Sycorax is still alive, while in The Tempest, she died before Prospero's arrival on the island.
Ariel is Caliban's younger sister, while in The Tempest, Ariel is a kind of spirit that was Sycorax's servant. (Ariel may have been Sycorax's servant before her arrival on the island, and not a "native" of the island. See ActI, scene 2: "Thou, my slave, / As thou report'st thyself, wast then her servant; / And, for thou wast a spirit too delicate / To act her earthy and abhorr'd commands".)
The story is set in modern times on an island where Ariel speaks a language inspired by English creoles, possibly Jamaican Patois. (I wouldn't claim it is pure Jamaican Patois.) Assuming that the island is Jamaica or inspired by it, it may be worth noting that Jamaica was a British colony between 1655 and 1962. The Spanish were chased by the BritshBritish in 1655, they left behind many African slaves. The British later brought more African slaves.

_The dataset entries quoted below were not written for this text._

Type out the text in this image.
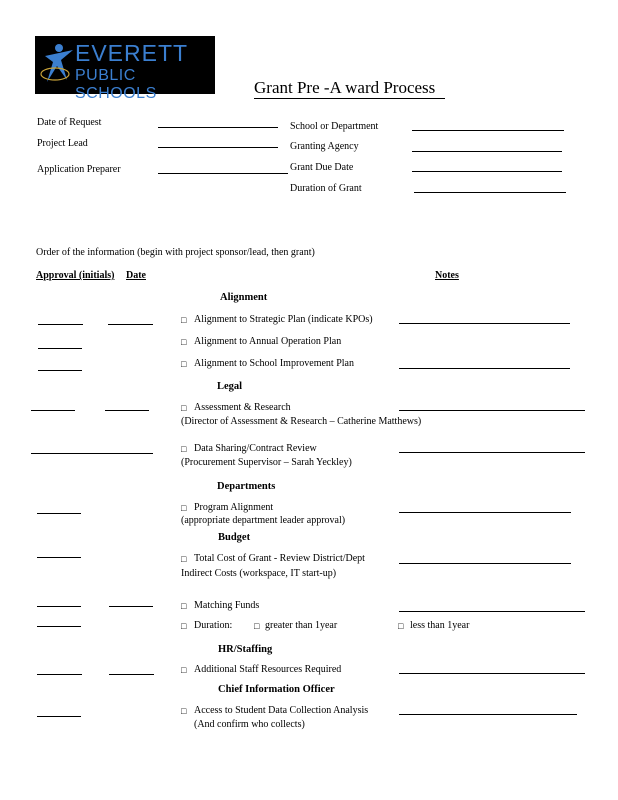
EVERETT
PUBLIC SCHOOLS	Grant Pre -A ward Process
Date of Request
Project Lead
Application Preparer
School or Department
Granting Agency
Grant Due Date
Duration of Grant
Order of the information (begin with project sponsor/lead, then grant)
Approval (initials) Date	Notes
Alignment
□ Alignment to Strategic Plan (indicate KPOs)
□ Alignment to Annual Operation Plan
□ Alignment to School Improvement Plan
Legal
□ Assessment & Research
(Director of Assessment & Research – Catherine Matthews)
□ Data Sharing/Contract Review
(Procurement Supervisor – Sarah Yeckley)
Departments
□ Program Alignment
(appropriate department leader approval)
Budget
□ Total Cost of Grant - Review District/Dept
Indirect Costs (workspace, IT start-up)
□ Matching Funds
□ Duration: □ greater than 1year	□ less than 1year
HR/Staffing
□ Additional Staff Resources Required
Chief Information Officer
□ Access to Student Data Collection Analysis
(And confirm who collects)
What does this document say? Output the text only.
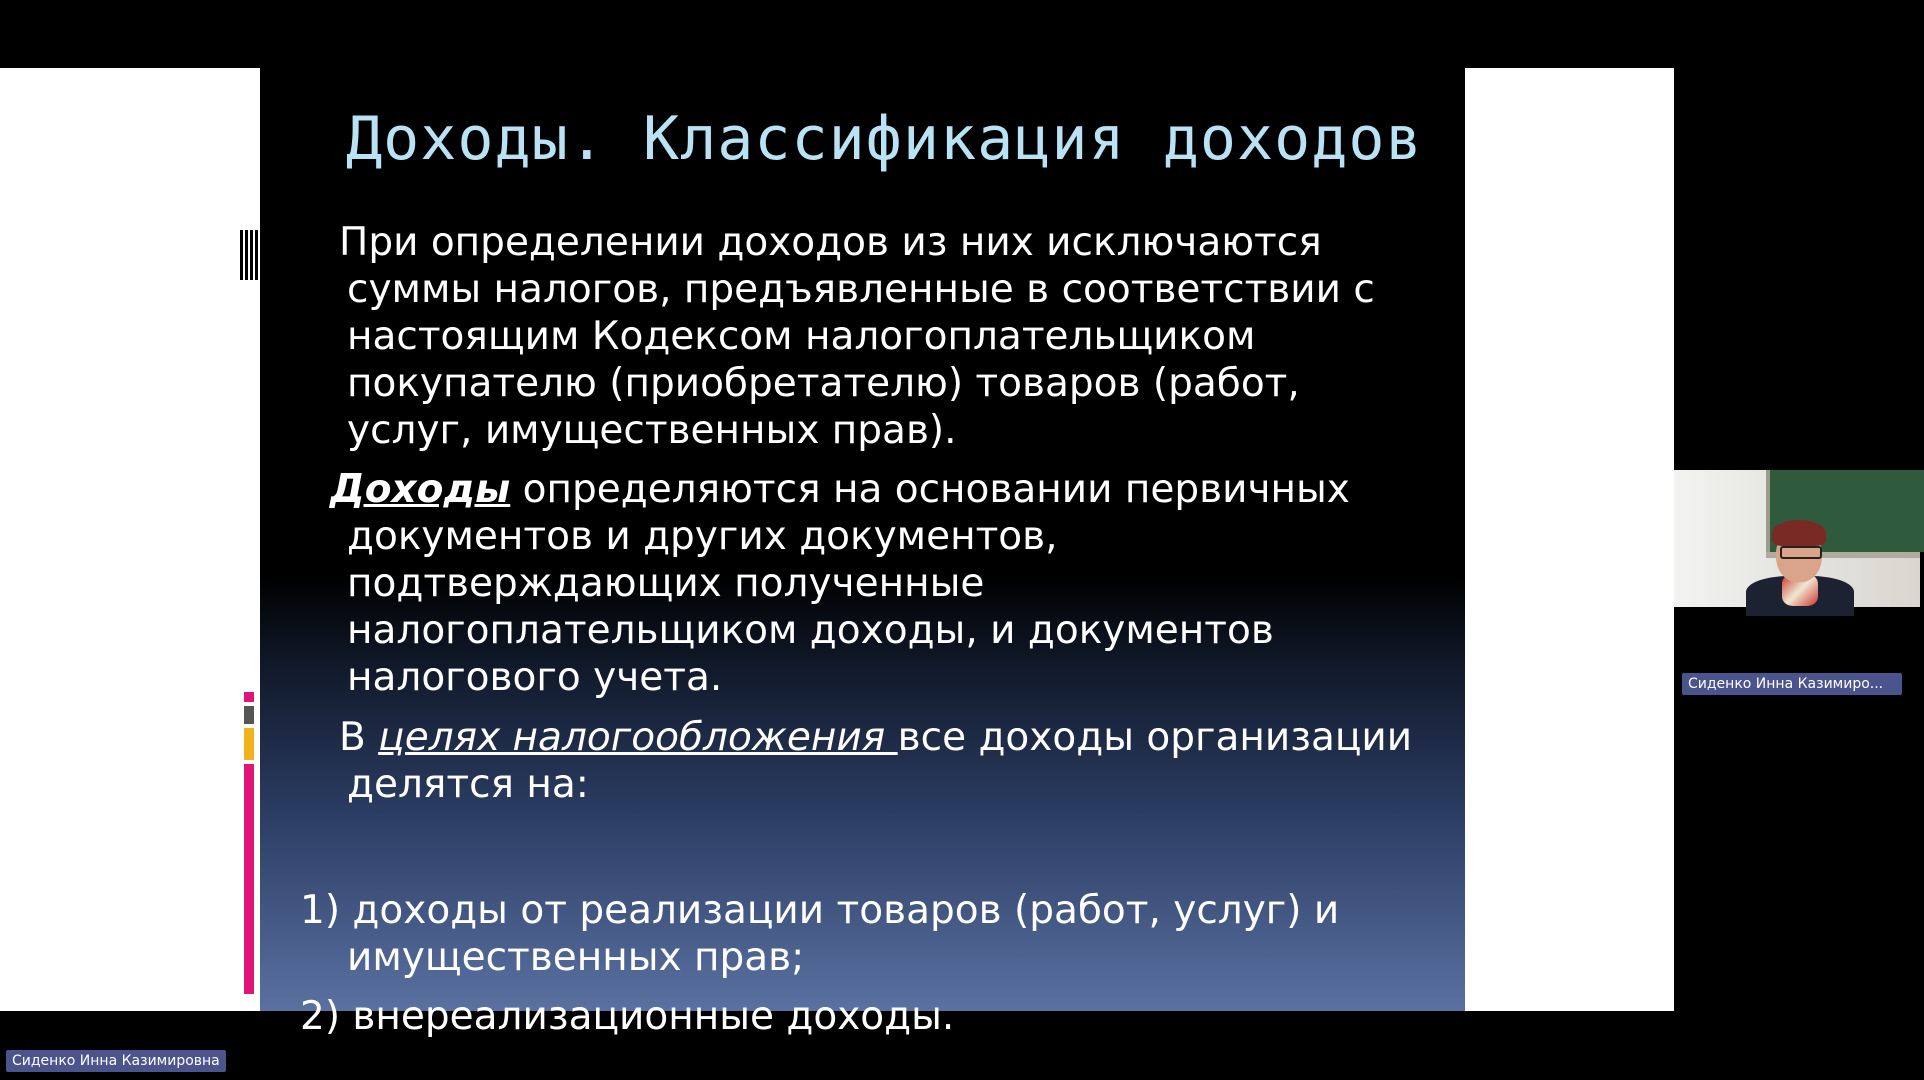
Доходы. Классификация доходов

При определении доходов из них исключаются
суммы налогов, предъявленные в соответствии с
настоящим Кодексом налогоплательщиком
покупателю (приобретателю) товаров (работ,
услуг, имущественных прав).

Доходы определяются на основании первичных
документов и других документов,
подтверждающих полученные
налогоплательщиком доходы, и документов
налогового учета.

В целях налогообложения все доходы организации
делятся на:

1) доходы от реализации товаров (работ, услуг) и
имущественных прав;

2) внереализационные доходы.

Сиденко Инна Казимиро...
Сиденко Инна Казимировна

The island in The Tempest is most likely a fictional island in the Mediterranean, since King Alonso's ship in the first scene was on its way back from Tunis (for the marriage of Alonso's daughter Claribel to the King of Tunis, see Act II, scene 1) back to Naples. However, the play was probably partly inspired by the shipwreck of the Sea Venture on Bermuda in 1609, and Ariel says in Act 1, scene 2 that Prospero once asked him to fetch something from the "still-vex'd Bermoothes". In addition, Gonzalo's speech in Act II, scene 1 ("I' the commonwealth I would by contraries (...") sounds very similar to an excerpt from Florio's 1603 translation of Montaigne's Essays, more specifically, the essay "Of the Canibales" / "Des Cannibales". These references, in addition to Prospero's treatment of both Caliban and Ariel (both are addressed as "slave"), invite retellings from a post-colonial point of view.